Georgia Tech inventors have developed an antenna-less RFID tag which requires neither a tag antenna nor RF front-end circuits, thus leading to a system that does not have limitations on frequency at which tag can operate, can be reprogrammed to perform different functions such as emitting static bits or having dynamic communication, and overall leads to much simpler, smaller, and more reliable system. This technology is based on toggling electronic inverters that switch between two impedance states that can be read using any RF interrogator and a backscatter channel, which allows the information obtained by the RFID tag to be collected without the use of an antenna. This tag has the capability to operate at any frequency and can store a large number of static bits needed for asset identification and tracking or can be used for high data rate communication. Additionally, the technology enables easy programming of the tag such that existing hardware such as FPGAs can be programmed to behave as RFID tags.
- Cheaper – minimized transmission components significantly reduces manufacturing costs
- Flexible – tags can be reprogrammed to perform different functions
- Smaller - reduced number of components allows for smaller chips
- Reliable – transmission error rate of the one-millionth order
- Functional – maximum data transmission rate comparable to current RFID tags
- RFID communications (multi-bit communications, high data-rate communications)
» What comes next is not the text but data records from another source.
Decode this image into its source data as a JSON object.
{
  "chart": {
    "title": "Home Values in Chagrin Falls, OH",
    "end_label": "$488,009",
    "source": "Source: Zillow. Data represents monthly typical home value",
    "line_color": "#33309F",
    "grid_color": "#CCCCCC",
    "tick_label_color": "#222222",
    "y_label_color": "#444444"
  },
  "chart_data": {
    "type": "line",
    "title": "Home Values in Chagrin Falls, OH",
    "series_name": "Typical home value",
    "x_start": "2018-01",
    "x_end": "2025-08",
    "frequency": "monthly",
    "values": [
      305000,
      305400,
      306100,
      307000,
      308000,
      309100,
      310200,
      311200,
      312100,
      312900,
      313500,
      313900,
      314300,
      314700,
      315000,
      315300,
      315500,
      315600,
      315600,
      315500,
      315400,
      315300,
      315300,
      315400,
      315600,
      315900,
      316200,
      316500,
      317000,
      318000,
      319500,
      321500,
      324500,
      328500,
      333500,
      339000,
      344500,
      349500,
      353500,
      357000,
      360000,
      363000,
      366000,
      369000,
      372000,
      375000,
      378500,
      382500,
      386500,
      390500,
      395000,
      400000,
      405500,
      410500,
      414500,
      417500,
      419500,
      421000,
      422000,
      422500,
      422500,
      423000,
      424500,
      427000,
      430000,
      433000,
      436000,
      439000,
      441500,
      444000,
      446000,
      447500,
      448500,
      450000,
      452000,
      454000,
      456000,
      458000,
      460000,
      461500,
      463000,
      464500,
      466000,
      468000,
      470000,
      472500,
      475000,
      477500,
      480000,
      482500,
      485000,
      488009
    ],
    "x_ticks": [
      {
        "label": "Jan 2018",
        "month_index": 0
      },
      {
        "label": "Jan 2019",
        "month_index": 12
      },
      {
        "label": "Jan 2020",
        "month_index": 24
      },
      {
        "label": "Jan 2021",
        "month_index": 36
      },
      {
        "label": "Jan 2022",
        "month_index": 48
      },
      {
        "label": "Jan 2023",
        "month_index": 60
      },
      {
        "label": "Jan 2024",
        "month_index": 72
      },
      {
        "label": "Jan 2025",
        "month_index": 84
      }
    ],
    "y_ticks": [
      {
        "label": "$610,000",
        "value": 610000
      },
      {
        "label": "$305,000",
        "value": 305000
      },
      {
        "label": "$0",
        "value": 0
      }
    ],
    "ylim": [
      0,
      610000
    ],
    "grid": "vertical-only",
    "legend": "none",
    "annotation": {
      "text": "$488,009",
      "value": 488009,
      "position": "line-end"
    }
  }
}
- Supply chain management, asset tracking, passport identification (36 bits static ID)
- Data exchange
Radio-frequency identification systems (RFIDs) are highly sought after for many data collection applications, such as tracking devices, identification cards, and contact-less payment. A system of tag antennas and radio-frequency (RF) circuits are required for RFID tags to operate. This multi-component system approach limits at which frequency the tag has to operate, increases the size of the tag, increases manufacturing costs and reliability is dependent on all of the components functioning properly.